John Vochatzer’s Hieronymus Bosch-Inspired Works

by Abby Lynn KlinkenbergPosted on

San Francisco-based artist John Vochatzer channels Hieronymus Bosch in his dynamic and complex collages that utilize both religious iconography and natural imagery to shock and inspire. Vochatzer initially delved into surrealism as a teenaged oil painter “fruitlessly trying to emulate Salvador Dali”- since then, he has only further pursued “bizarre and fantastical” aesthetics, which converge powerfully in his works.

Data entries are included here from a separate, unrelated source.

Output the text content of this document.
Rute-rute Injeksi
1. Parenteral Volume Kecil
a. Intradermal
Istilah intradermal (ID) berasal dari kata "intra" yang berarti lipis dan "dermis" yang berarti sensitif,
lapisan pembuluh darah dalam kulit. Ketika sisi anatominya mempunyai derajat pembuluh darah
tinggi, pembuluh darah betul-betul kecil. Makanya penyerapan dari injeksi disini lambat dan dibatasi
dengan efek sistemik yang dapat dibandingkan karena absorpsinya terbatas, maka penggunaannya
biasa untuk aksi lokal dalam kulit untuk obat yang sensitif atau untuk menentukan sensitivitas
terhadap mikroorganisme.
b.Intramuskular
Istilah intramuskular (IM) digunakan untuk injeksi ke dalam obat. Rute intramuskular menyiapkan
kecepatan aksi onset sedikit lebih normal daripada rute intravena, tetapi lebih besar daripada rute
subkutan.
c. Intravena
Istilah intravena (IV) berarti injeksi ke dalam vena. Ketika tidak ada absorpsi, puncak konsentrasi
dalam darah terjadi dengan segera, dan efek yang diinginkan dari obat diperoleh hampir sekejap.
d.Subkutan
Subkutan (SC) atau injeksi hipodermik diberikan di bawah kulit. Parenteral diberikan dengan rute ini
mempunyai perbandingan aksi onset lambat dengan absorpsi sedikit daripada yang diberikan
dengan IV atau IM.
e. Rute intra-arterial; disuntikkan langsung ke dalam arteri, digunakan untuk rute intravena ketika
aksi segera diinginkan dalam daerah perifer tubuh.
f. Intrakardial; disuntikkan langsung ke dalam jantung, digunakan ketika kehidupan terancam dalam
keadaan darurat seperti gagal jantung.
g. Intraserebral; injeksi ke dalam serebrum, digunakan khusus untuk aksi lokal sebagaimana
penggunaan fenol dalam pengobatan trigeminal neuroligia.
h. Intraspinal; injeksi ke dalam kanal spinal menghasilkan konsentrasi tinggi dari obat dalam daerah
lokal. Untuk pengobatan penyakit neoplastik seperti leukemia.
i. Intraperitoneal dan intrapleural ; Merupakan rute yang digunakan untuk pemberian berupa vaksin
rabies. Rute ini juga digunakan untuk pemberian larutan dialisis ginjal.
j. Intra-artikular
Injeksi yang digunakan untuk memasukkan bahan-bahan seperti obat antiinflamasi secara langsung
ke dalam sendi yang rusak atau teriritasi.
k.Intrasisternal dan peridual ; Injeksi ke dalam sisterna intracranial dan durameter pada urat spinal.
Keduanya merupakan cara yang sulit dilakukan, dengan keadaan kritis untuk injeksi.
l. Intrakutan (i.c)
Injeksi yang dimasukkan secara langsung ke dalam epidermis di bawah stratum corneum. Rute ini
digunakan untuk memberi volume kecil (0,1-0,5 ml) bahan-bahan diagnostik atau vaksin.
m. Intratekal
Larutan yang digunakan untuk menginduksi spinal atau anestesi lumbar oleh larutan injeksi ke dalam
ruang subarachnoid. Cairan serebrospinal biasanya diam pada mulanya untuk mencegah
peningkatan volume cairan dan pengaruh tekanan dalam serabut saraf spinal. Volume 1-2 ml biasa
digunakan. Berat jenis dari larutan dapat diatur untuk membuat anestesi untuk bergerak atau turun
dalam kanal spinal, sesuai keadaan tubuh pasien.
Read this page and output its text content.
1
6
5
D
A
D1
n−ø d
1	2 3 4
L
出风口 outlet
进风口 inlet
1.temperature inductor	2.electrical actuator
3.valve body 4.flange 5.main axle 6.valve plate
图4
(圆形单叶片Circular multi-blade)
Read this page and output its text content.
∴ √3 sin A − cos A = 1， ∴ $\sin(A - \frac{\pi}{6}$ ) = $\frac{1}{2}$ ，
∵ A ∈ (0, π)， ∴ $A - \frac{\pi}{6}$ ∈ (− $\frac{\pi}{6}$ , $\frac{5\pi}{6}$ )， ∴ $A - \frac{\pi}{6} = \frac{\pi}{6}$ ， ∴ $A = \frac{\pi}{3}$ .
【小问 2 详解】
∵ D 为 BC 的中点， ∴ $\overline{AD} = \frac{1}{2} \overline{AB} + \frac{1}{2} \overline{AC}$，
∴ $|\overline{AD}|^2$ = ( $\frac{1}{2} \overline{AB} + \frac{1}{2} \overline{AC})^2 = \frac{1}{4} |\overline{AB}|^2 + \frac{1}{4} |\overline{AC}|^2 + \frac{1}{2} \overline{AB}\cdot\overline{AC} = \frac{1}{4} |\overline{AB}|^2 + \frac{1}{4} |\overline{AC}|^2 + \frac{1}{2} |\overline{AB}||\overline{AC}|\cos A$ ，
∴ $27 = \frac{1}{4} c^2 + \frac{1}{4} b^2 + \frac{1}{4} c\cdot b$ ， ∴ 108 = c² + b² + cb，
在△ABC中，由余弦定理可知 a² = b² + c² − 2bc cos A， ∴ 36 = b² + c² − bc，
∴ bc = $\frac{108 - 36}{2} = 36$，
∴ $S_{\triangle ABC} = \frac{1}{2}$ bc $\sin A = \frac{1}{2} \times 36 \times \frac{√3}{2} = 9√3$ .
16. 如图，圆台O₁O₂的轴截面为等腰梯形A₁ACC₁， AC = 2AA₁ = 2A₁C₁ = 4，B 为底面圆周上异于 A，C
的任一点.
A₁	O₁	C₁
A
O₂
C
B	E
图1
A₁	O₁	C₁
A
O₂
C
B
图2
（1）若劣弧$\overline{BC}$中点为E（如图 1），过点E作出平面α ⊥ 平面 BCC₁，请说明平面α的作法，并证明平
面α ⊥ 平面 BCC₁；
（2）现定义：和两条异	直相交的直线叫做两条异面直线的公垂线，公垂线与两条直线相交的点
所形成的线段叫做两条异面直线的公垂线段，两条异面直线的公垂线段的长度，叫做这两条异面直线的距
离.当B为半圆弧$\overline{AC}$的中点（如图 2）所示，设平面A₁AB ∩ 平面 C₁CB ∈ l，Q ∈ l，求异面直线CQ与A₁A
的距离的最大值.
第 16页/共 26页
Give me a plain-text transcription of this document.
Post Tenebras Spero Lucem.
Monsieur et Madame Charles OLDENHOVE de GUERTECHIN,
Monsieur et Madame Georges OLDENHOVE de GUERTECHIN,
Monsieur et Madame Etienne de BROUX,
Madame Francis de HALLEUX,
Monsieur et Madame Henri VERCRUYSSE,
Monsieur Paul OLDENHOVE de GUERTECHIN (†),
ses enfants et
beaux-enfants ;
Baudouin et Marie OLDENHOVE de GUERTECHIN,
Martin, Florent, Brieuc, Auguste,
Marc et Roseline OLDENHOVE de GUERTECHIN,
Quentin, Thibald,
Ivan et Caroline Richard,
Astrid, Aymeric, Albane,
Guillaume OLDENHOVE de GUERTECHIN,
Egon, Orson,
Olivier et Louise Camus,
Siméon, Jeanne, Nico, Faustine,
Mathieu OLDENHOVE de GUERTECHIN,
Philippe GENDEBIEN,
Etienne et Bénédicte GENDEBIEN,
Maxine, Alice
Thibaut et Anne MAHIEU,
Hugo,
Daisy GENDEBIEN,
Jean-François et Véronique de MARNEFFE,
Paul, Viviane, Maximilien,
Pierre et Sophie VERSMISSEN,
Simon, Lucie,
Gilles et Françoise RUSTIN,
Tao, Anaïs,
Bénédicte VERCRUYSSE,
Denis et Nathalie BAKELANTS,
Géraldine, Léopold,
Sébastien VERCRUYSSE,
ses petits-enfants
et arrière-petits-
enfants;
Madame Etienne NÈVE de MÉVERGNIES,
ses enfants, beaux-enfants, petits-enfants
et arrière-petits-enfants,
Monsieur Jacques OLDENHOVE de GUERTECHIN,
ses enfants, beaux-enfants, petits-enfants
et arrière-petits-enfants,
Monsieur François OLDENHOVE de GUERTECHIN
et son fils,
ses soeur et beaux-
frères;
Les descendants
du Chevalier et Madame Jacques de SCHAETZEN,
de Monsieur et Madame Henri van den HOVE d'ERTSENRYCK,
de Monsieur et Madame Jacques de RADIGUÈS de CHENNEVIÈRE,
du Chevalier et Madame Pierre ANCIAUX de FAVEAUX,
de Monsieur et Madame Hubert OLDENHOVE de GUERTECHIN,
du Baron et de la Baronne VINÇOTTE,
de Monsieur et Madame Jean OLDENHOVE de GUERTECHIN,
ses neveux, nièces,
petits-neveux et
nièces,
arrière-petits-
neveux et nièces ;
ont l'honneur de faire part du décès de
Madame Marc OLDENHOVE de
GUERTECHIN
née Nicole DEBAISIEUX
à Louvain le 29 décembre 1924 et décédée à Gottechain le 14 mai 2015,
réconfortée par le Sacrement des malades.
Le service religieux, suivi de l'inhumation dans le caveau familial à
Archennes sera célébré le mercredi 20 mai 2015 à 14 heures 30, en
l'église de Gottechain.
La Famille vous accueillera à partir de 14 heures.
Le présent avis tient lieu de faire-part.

Many of Vochatzer’s collages focus on women as central figures, which he considers to be a pathway to the complexity of both humanity and art itself: “I had the intention of creating something that both celebrates its diversity of beautiful women but also explores the darker and more morbid aspects of the dynamic over there, all translated through my imagination in my typical Bosch-inspired collage style.” Perhaps the most striking feature of Vochatzer’s art is the use of eyes—many of the central figures have a spider-like infinity of eyes on their faces, suggesting a depth of vision. Butterflies, bats, dinosaurs, and beasts converge in his pieces that confront the endless and often overwhelming variety of life in its visual iterations.

Vochatzer visually renders the globalized world, taking iconography from Hindu, Christian, and pagan religions and turning them into a complex commentary on the ever-evolving nature of the 21st century: “[A] big objective in my work recently has dealt with creating cultural and religious mash-ups… with the dual expression of the cross-cultural society I live in and the idea of stealing aspects of different traditions in order to create new ones that are more functional to individual needs and desires.”